Based on the resulting table, answer the following question: Which gender had a higher admission rate, male or female?
Finally we’ll make a table similar to the one we constructed earlier, except we’ll first group the data by department. The goal is to compare the proportions of male students admitted across departments.
We can do this easily by adding a third variable in the PROC FREQ
tables
statement, prior to the variable that are there already, as:
* Count admissions by male/female, by department;
proc freq data=ucb_admit;
tables dept * gender * admitted / nocol nopct;
run;
Now the percentages shown reflect the male/female-specific admission rates separately for each department.

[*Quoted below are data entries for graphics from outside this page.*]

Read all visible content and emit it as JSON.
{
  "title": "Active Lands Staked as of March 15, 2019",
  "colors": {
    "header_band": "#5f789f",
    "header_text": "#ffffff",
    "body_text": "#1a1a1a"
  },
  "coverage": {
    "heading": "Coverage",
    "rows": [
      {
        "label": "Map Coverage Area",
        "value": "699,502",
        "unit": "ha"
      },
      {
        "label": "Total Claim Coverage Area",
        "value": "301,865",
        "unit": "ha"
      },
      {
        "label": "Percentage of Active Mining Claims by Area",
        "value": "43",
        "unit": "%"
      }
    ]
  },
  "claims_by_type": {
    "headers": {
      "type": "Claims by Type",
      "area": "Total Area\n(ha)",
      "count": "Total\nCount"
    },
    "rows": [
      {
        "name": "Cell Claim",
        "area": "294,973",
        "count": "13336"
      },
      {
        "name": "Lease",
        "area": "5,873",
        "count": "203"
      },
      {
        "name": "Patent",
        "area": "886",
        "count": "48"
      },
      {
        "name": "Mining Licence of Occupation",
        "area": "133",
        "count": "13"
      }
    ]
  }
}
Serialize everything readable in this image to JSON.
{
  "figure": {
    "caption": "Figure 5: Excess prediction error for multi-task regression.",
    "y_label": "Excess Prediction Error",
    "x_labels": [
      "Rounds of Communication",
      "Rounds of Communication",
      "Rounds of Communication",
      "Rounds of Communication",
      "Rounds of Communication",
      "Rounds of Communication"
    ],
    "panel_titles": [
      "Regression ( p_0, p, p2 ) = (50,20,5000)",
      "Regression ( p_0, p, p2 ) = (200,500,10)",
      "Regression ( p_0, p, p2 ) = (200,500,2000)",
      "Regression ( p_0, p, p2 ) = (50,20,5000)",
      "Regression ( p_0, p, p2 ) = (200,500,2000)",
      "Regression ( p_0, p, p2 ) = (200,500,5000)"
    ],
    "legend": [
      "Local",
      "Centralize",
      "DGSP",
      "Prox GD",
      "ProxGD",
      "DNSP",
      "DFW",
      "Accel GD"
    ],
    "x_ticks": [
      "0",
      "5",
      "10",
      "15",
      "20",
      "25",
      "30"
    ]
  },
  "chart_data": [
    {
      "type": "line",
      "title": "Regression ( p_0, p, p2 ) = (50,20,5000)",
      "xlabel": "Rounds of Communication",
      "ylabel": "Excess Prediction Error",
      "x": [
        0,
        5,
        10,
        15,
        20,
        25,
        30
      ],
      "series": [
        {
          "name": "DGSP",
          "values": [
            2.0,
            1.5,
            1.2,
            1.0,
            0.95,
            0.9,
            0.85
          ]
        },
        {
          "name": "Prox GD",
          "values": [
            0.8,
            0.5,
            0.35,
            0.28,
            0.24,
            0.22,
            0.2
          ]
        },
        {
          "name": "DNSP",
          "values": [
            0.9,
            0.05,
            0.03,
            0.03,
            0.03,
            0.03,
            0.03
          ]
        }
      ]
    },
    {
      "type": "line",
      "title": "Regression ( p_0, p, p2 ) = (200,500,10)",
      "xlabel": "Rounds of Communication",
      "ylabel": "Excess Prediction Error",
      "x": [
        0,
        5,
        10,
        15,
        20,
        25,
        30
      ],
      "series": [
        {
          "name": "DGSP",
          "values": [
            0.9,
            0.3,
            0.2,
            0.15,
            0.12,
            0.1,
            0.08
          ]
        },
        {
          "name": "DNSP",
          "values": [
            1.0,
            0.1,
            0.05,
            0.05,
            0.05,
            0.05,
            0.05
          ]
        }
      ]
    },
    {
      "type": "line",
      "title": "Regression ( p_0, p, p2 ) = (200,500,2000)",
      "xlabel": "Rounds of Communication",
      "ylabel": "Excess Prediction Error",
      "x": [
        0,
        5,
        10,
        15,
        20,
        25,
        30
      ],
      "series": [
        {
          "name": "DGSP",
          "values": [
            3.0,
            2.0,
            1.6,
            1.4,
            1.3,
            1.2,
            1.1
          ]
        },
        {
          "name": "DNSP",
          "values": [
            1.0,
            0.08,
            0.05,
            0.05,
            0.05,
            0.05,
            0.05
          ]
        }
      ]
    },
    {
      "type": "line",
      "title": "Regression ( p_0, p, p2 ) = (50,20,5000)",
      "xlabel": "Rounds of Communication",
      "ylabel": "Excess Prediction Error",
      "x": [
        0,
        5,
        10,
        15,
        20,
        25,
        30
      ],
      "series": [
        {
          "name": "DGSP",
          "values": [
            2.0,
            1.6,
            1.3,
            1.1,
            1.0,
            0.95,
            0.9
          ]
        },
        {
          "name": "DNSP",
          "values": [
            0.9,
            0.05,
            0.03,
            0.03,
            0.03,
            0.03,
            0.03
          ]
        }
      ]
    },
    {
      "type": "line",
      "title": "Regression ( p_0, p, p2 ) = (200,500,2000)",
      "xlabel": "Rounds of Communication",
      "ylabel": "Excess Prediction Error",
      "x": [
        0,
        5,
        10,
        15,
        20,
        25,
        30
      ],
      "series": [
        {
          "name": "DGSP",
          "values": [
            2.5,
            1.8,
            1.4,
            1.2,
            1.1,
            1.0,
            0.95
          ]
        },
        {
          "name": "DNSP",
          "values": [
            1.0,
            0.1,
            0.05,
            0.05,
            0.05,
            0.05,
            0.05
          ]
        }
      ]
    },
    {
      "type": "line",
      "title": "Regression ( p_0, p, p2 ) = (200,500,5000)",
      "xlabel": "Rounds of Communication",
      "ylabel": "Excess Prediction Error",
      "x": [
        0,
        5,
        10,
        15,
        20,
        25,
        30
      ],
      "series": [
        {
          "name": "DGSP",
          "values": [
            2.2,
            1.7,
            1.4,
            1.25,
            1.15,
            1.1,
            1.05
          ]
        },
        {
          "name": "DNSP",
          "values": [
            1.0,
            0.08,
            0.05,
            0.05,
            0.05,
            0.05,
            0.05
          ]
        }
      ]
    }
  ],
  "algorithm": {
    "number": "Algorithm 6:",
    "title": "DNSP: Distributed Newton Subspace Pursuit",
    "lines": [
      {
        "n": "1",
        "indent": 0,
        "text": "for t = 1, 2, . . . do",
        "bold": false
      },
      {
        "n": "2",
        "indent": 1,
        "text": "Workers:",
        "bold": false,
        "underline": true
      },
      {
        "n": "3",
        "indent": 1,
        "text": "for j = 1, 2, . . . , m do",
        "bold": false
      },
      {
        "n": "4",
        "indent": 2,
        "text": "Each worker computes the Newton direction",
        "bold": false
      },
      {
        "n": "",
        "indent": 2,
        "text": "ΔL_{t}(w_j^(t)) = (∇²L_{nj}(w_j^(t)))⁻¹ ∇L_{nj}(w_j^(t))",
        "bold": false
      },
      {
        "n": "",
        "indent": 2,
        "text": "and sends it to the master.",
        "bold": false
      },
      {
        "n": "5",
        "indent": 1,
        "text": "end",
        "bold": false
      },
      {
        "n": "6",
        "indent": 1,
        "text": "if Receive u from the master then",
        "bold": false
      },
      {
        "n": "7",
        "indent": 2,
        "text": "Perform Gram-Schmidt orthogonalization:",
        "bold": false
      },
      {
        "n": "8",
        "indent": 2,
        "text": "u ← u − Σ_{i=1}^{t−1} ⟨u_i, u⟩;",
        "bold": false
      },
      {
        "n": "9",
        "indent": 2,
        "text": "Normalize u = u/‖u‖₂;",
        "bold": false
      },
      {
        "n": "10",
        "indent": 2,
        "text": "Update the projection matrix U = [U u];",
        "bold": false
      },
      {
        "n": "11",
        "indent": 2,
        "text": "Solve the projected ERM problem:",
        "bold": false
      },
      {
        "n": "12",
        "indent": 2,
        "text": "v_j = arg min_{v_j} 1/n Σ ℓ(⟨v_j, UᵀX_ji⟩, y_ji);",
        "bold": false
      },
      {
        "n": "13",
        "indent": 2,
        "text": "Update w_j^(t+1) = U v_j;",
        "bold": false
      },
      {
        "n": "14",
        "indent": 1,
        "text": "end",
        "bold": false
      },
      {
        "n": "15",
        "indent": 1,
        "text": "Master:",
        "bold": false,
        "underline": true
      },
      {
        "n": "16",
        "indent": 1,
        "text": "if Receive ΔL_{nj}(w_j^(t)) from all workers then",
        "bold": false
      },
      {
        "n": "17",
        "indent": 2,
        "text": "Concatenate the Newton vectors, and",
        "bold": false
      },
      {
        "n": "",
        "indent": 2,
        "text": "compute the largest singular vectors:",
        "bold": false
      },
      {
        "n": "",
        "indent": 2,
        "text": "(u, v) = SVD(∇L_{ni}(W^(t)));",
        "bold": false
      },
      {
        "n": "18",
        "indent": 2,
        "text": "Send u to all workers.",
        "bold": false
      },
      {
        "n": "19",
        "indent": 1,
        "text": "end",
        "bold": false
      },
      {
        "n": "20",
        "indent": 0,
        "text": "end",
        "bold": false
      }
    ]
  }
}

Based on these results, which of the following statements best describes the relationship between admission status and gender?
Surprising given the overall results, no?
We’ll wrap up the lesson with a recap of our findings.
Overall, males were more likely to be admitted. Within most department, however, females were more likely to be admitted. Meaning, when controlling for department, the relationship between gender and admission status was reversed. This is Simpson’s paradox.
We would have to know about the data to tease out the reasons for this, but one potential explanation for this paradox is that women tended to apply to competitive departments with lower rates of admission even among qualified applicants, such as in the English Department. Whereas, men tended to apply to less competitive departments with higher rates of admission among the qualified applicants, such as in engineering and chemistry.
Note that we were only able to discover the contradictory finding once we incorporated information about the department of the application. Examples like this highlight the importance of a good study design that considers and collects information on extraneous, but potentially confounding variables in a study.
You have successfully completed this tutorial.